Suppose I use Least Squares to estimate coefficients in the standard linear model with design matrix $X$'s columns standardized, so the model is $$ E[y] = X^*\beta^* $$ where $X^*$ is $X$ with columns centered and scaled. Assume $X$ has full column rank.

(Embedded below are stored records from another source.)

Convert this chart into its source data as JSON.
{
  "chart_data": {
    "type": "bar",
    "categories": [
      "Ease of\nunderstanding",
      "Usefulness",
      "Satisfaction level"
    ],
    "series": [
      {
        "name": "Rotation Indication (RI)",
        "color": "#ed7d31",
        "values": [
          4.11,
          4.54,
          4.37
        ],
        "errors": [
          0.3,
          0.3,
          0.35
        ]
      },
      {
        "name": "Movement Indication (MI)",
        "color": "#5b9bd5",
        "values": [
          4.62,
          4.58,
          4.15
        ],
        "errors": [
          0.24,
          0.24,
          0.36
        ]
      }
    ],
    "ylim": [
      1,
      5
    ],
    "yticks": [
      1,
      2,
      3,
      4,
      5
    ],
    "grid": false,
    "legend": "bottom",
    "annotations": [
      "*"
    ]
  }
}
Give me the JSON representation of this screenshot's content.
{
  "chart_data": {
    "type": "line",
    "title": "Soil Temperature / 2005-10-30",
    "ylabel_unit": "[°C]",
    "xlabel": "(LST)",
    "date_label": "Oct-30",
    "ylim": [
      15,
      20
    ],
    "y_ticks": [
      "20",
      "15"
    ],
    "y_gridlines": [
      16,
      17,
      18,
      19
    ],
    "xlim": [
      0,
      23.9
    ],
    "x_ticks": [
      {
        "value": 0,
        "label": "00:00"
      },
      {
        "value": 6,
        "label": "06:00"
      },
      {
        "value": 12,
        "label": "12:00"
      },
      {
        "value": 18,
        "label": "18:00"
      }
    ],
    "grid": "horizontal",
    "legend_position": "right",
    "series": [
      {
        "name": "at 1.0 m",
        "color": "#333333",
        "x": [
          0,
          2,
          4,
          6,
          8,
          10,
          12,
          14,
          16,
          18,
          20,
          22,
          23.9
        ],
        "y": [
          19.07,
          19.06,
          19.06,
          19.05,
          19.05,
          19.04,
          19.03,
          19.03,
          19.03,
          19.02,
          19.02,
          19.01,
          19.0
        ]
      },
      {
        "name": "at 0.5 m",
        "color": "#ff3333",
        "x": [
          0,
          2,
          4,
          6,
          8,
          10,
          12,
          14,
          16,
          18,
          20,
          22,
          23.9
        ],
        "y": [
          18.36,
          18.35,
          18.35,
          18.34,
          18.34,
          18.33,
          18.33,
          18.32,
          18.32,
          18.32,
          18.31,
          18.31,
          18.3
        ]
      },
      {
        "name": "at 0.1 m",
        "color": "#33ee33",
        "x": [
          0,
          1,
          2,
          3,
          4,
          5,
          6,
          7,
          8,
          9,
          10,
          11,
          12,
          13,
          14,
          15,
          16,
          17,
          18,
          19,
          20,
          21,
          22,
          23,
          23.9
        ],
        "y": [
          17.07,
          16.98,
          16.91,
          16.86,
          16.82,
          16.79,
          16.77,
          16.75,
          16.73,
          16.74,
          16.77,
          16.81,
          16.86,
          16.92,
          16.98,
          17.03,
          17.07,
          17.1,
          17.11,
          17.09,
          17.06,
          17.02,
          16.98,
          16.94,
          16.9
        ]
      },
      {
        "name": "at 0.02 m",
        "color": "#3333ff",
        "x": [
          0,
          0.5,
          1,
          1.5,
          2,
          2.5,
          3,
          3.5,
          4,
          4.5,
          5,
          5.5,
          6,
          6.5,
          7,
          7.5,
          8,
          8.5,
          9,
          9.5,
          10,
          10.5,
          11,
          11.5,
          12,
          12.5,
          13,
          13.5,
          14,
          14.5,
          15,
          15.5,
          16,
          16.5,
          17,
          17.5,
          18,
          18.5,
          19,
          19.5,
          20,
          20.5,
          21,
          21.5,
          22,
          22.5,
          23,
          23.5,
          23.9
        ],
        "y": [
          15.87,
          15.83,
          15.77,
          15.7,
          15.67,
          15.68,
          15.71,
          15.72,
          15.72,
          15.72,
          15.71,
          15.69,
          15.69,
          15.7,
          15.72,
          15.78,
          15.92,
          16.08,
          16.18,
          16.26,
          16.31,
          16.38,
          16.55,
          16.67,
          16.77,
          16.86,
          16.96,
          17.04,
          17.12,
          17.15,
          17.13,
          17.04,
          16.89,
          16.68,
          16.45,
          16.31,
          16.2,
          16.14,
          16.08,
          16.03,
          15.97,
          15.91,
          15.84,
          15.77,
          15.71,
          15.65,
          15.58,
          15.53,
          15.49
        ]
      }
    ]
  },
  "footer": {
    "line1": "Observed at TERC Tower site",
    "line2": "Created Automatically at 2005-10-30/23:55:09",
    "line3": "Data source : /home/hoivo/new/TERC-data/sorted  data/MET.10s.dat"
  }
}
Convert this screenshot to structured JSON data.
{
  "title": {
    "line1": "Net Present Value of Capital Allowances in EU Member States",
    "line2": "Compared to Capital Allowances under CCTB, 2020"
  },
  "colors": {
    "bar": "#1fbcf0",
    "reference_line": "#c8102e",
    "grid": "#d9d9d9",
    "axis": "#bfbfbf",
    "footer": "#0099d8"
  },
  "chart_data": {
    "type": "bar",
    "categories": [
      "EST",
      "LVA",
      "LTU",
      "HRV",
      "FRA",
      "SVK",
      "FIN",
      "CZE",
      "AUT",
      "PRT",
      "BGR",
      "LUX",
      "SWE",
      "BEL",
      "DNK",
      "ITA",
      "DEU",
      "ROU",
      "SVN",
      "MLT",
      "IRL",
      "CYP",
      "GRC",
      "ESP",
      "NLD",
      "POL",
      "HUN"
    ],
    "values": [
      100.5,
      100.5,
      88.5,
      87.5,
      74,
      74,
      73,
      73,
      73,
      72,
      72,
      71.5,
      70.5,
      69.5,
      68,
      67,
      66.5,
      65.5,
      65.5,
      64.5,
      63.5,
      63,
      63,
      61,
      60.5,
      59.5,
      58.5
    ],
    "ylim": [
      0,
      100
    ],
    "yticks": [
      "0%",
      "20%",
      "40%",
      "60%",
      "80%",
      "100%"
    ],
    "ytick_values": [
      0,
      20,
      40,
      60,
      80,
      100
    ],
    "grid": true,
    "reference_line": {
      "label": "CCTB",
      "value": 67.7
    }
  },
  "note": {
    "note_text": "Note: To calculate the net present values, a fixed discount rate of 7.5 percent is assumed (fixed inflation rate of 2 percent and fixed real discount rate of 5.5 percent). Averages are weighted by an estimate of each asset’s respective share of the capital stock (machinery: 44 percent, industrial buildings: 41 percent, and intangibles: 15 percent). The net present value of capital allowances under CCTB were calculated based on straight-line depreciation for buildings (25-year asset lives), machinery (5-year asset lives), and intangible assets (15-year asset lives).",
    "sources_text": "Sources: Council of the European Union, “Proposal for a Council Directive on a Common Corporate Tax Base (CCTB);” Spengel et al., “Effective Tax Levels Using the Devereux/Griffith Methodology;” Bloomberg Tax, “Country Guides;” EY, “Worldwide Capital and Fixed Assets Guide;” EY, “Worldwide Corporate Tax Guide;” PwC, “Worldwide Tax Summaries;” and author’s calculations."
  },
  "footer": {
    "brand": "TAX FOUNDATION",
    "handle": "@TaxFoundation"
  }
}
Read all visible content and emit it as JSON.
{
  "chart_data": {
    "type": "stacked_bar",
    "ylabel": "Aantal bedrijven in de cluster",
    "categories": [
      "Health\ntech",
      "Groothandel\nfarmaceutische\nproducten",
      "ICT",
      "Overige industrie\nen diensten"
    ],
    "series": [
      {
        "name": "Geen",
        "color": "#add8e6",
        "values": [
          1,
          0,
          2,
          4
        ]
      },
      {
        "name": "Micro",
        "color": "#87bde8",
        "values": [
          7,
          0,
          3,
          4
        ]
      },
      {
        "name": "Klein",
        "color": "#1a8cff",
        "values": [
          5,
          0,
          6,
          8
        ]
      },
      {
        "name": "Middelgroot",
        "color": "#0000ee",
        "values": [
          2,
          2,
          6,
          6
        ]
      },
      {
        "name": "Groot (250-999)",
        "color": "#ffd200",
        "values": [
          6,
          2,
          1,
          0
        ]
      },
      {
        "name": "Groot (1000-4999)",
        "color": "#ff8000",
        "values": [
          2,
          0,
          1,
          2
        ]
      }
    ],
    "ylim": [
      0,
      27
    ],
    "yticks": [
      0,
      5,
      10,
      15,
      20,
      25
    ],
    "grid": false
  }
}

To recover the regression coefficients $\beta$ in the model with unstandardized X $$ E[y] = X\beta $$ I should be able to use the equation $$ \qquad \quad X\beta = X^*\beta^* \\ \implies X^T X\beta = X^TX^*\beta^* \\ \qquad \quad \; \; \; \; \implies \qquad \beta = (X^T X)^{-1}X^TX^*\beta^* $$ To test this I ran some simple R code:
set.seed(100) # set number of samples N <- 10 # set number of regressors p <- 3 y <- runif(N) X <- matrix(runif(N*p), N) # Least squares coefficients with unstandardized X (b1 <- solve(crossprod(X), crossprod(X,y))) # now standardize X and get new coefficients Xs <- scale(X) (b2 <- solve(crossprod(Xs), crossprod(Xs,y))) # b.orig should be exactly the same as b1, but its not! (b.orig <- solve(crossprod(X), crossprod(X, Xs %*% b2))) Here is the output of b1:
[,1] [1,] 0.17109189 [2,] 0.52204169 [3,] -0.02115178 and the output of b.orig, which should equal b1, but does not:
[,1] [1,] -0.15935376 [2,] 0.16915433 [3,] -0.04696604 What is going wrong here? I have already looked at:http://bit.ly/1HxHS6U, who seems to use a similar idea (equating expected or fitted values of y in both equations).